Ricevete ancora chiamate dai call center che per proporvi l’acquisto di beni o servizi vi inseguono sui telefoni fissi ma anche al cellulare? Se sì, magra consolazione: non siete soli ma in ottima e abbondante compagnia. Anche se stime precise non ci sono, sarebbero milioni gli italiani che ogni giorno ricevono almeno una chiamata.

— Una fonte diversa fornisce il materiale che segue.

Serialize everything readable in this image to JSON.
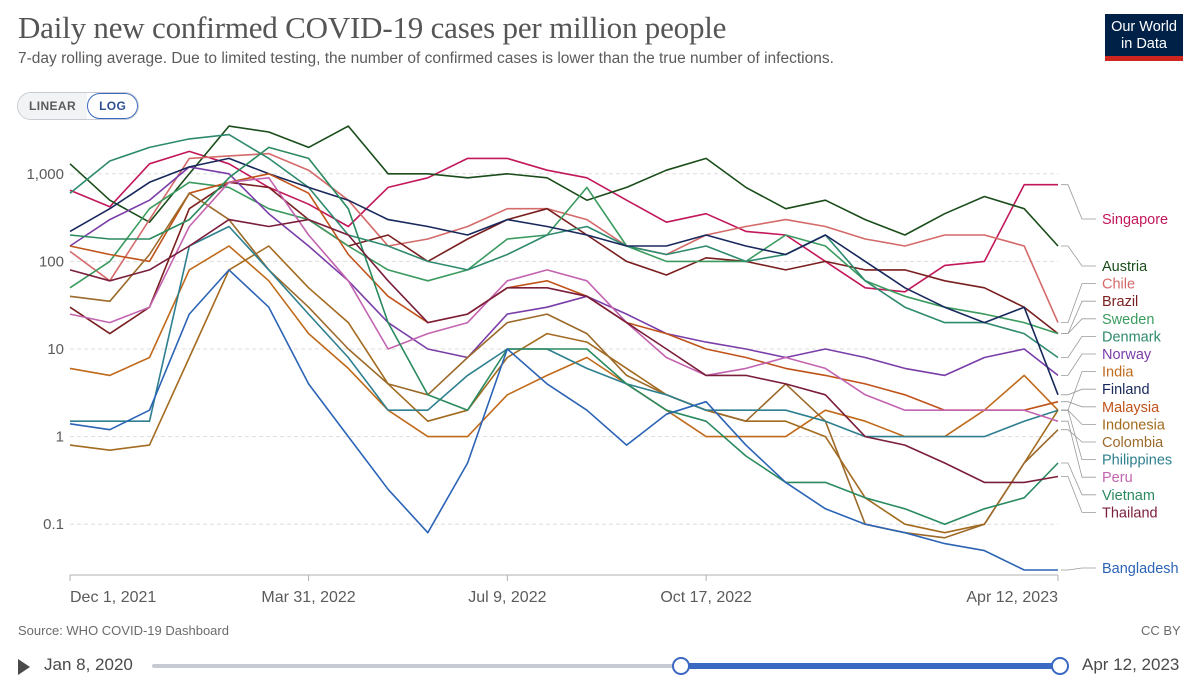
{
  "header": {
    "title": "Daily new confirmed COVID-19 cases per million people",
    "subtitle": "7-day rolling average. Due to limited testing, the number of confirmed cases is lower than the true number of infections.",
    "logo_line1": "Our World",
    "logo_line2": "in Data"
  },
  "scale_toggle": {
    "linear": "LINEAR",
    "log": "LOG",
    "selected": "LOG"
  },
  "footer": {
    "source": "Source: WHO COVID-19 Dashboard",
    "license": "CC BY"
  },
  "timeline": {
    "start": "Jan 8, 2020",
    "end": "Apr 12, 2023"
  },
  "colors": {
    "grid": "#dddddd",
    "axis": "#b0b0b0",
    "tick_text": "#5b5b5b",
    "accent": "#3a68c2"
  },
  "chart_data": {
    "type": "line",
    "title": "Daily new confirmed COVID-19 cases per million people",
    "yscale": "log",
    "ylim": [
      0.03,
      3000
    ],
    "y_ticks": [
      {
        "value": 0.1,
        "label": "0.1"
      },
      {
        "value": 1,
        "label": "1"
      },
      {
        "value": 10,
        "label": "10"
      },
      {
        "value": 100,
        "label": "100"
      },
      {
        "value": 1000,
        "label": "1,000"
      }
    ],
    "x_ticks": [
      {
        "value": 0,
        "label": "Dec 1, 2021"
      },
      {
        "value": 120,
        "label": "Mar 31, 2022"
      },
      {
        "value": 220,
        "label": "Jul 9, 2022"
      },
      {
        "value": 320,
        "label": "Oct 17, 2022"
      },
      {
        "value": 497,
        "label": "Apr 12, 2023"
      }
    ],
    "x": [
      0,
      20,
      40,
      60,
      80,
      100,
      120,
      140,
      160,
      180,
      200,
      220,
      240,
      260,
      280,
      300,
      320,
      340,
      360,
      380,
      400,
      420,
      440,
      460,
      480,
      497
    ],
    "series": [
      {
        "name": "Singapore",
        "color": "#c2185b",
        "values": [
          650,
          420,
          1300,
          1800,
          1300,
          700,
          450,
          250,
          700,
          900,
          1500,
          1500,
          1100,
          900,
          500,
          280,
          350,
          220,
          200,
          100,
          50,
          45,
          90,
          100,
          750,
          750
        ]
      },
      {
        "name": "Austria",
        "color": "#1b4d1b",
        "values": [
          1300,
          500,
          280,
          1000,
          3500,
          3000,
          2000,
          3500,
          1000,
          1000,
          900,
          1000,
          900,
          500,
          700,
          1100,
          1500,
          700,
          400,
          500,
          300,
          200,
          350,
          550,
          400,
          150
        ]
      },
      {
        "name": "Chile",
        "color": "#d46a6a",
        "values": [
          130,
          60,
          300,
          1500,
          1600,
          1700,
          1100,
          500,
          150,
          180,
          250,
          400,
          400,
          300,
          150,
          120,
          200,
          250,
          300,
          250,
          180,
          150,
          200,
          200,
          150,
          20
        ]
      },
      {
        "name": "Brazil",
        "color": "#7a1f1f",
        "values": [
          30,
          15,
          30,
          400,
          800,
          700,
          300,
          150,
          200,
          100,
          180,
          300,
          400,
          200,
          100,
          70,
          110,
          100,
          80,
          100,
          80,
          80,
          60,
          50,
          30,
          15
        ]
      },
      {
        "name": "Sweden",
        "color": "#3b9b5f",
        "values": [
          50,
          100,
          400,
          800,
          700,
          400,
          300,
          150,
          80,
          60,
          80,
          180,
          200,
          700,
          150,
          100,
          100,
          100,
          200,
          150,
          60,
          40,
          30,
          25,
          20,
          15
        ]
      },
      {
        "name": "Denmark",
        "color": "#2e8a6e",
        "values": [
          600,
          1400,
          2000,
          2500,
          2800,
          1500,
          700,
          200,
          150,
          100,
          80,
          120,
          200,
          250,
          150,
          120,
          150,
          100,
          120,
          200,
          60,
          30,
          20,
          20,
          15,
          8
        ]
      },
      {
        "name": "Norway",
        "color": "#7a3ea8",
        "values": [
          150,
          300,
          500,
          1200,
          1000,
          350,
          150,
          60,
          20,
          10,
          8,
          25,
          30,
          40,
          25,
          15,
          12,
          10,
          8,
          10,
          8,
          6,
          5,
          8,
          10,
          5
        ]
      },
      {
        "name": "India",
        "color": "#c06a1a",
        "values": [
          6,
          5,
          8,
          80,
          150,
          60,
          15,
          6,
          2,
          1,
          1,
          3,
          5,
          8,
          4,
          2,
          1,
          1,
          1,
          2,
          1.5,
          1,
          1,
          2,
          5,
          2
        ]
      },
      {
        "name": "Finland",
        "color": "#18285c",
        "values": [
          220,
          400,
          800,
          1200,
          1500,
          1000,
          700,
          500,
          300,
          250,
          200,
          300,
          250,
          200,
          150,
          150,
          200,
          150,
          120,
          200,
          100,
          50,
          30,
          20,
          30,
          3
        ]
      },
      {
        "name": "Malaysia",
        "color": "#c0531a",
        "values": [
          150,
          120,
          100,
          600,
          800,
          1000,
          600,
          120,
          40,
          20,
          25,
          50,
          60,
          40,
          20,
          15,
          10,
          8,
          6,
          5,
          4,
          3,
          2,
          2,
          2,
          2.5
        ]
      },
      {
        "name": "Indonesia",
        "color": "#a36b1f",
        "values": [
          0.8,
          0.7,
          0.8,
          8,
          80,
          150,
          50,
          20,
          4,
          1.5,
          2,
          8,
          15,
          12,
          6,
          3,
          2,
          1.5,
          1.5,
          1,
          0.2,
          0.1,
          0.08,
          0.1,
          0.5,
          2
        ]
      },
      {
        "name": "Colombia",
        "color": "#9c6a2a",
        "values": [
          40,
          35,
          120,
          600,
          300,
          80,
          30,
          10,
          4,
          3,
          8,
          20,
          25,
          15,
          5,
          3,
          2,
          1.5,
          4,
          1.5,
          0.1,
          0.08,
          0.07,
          0.1,
          0.5,
          1.2
        ]
      },
      {
        "name": "Philippines",
        "color": "#2e7f8f",
        "values": [
          1.5,
          1.5,
          1.5,
          150,
          250,
          80,
          25,
          8,
          2,
          2,
          5,
          10,
          10,
          6,
          4,
          3,
          2,
          2,
          2,
          1.5,
          1,
          1,
          1,
          1,
          1.5,
          2
        ]
      },
      {
        "name": "Peru",
        "color": "#c364b0",
        "values": [
          25,
          20,
          30,
          250,
          800,
          900,
          200,
          60,
          10,
          15,
          20,
          60,
          80,
          60,
          20,
          8,
          5,
          6,
          8,
          6,
          3,
          2,
          2,
          2,
          2,
          1.5
        ]
      },
      {
        "name": "Vietnam",
        "color": "#2a8a5f",
        "values": [
          200,
          180,
          180,
          300,
          900,
          2000,
          1500,
          400,
          20,
          3,
          2,
          10,
          10,
          10,
          4,
          2,
          1.5,
          0.6,
          0.3,
          0.3,
          0.2,
          0.15,
          0.1,
          0.15,
          0.2,
          0.5
        ]
      },
      {
        "name": "Thailand",
        "color": "#7a1e3a",
        "values": [
          80,
          60,
          80,
          150,
          300,
          250,
          300,
          200,
          60,
          20,
          25,
          50,
          50,
          40,
          20,
          10,
          5,
          5,
          4,
          3,
          1,
          0.8,
          0.5,
          0.3,
          0.3,
          0.35
        ]
      },
      {
        "name": "Bangladesh",
        "color": "#2c64b5",
        "values": [
          1.4,
          1.2,
          2,
          25,
          80,
          30,
          4,
          1,
          0.25,
          0.08,
          0.5,
          10,
          4,
          2,
          0.8,
          1.8,
          2.5,
          0.8,
          0.3,
          0.15,
          0.1,
          0.08,
          0.06,
          0.05,
          0.03,
          0.03
        ]
      }
    ]
  }
}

E qui la domanda sorge spontanea: ma non esisteva un Registro pubblico delle opposizioni, come è stato chiamato quello strumento varato dal Ministero dell’Economia che avrebbe dovuto difendere gli italiani dalle chiamate indesiderate di telemarketing dei call center? Sì ma, di fatto e per vari motivi, non funziona come conferma il fatto che anche chi si è regolarmente iscritto continua a essere disturbato: secondo i dati diffusi lo scorso ottobre dal Garante per la Privacy, il 55% degli iscritti al Registro continua ad essere bersagliato dalle chiamate commerciali degli operatori per la vendita di beni e servizi. Insomma, un flop per un progetto che in realtà era nato con le migliori intenzioni: bastava registrarsi con i numeri di telefono da proteggere e nessuno ci avebbe più disturbato. In realtà non è andata propriamente così.
E dire che di modifiche ne sono state apportate al provvedimento: istituito con decreto del Presidente della Repubblica nel 2010 e oggetto di due ritocchi con altrettanti interventi normativi nel 2018 e nel 2022, il Registro pubblico delle opposizioni non riesce a decollare: sia perché ancora tanti italiani non si sono iscritti – l’ultimo dato, aggiornato al 20 giugno 2023 sul sito del Registro Pubblico delle Opposizioni, parla di 28 milioni di adesioni – e dunque implicitamente autorizzano le telefonate moleste, sia perché sviste normative e difficoltà del servizio non riescono a filtrare davvero le telefonate del call center più invasivi.
Ma dunque cosa si può fare? Bisogna rassegnarsi o c’è modo di difendersi? Claudio Micalizio ne parla con Emmanuela Bertucci, legale Aduc (l’associazione per i diritti degli utenti e dei consumatori) che nella prima parte di questa puntata di Extra ci aiuterà a capire come le società che gestiscono i call center riescano ancora ad aggirare le regole e quali strategie siano state messe in campo sinora per punire gli abusi.
Nella seconda parte, invece, torneremo sulla vicenda dei pensionati italiani che vivono in Bulgaria e che improvvisamente si sono visti ridurre la pensione perché, oltre a pagare le tasse al governo di Sofia, dovranno pagare anche quelle italiane: un cambio in corsa delle regole (in vigore da decenni in virtù di accordi bilaterali) che non è stato condiviso preventivamente ma che, soprattutto, non è stato anticipato da una decisione politica, come invece previsto dalle norme. Con Luigi Monaco, avvocato del Comitato Pensionati Italiani residenti in Bulgaria, faremo il punto sul caso ma soprattutto racconteremo i prossimi passi della loro battaglia.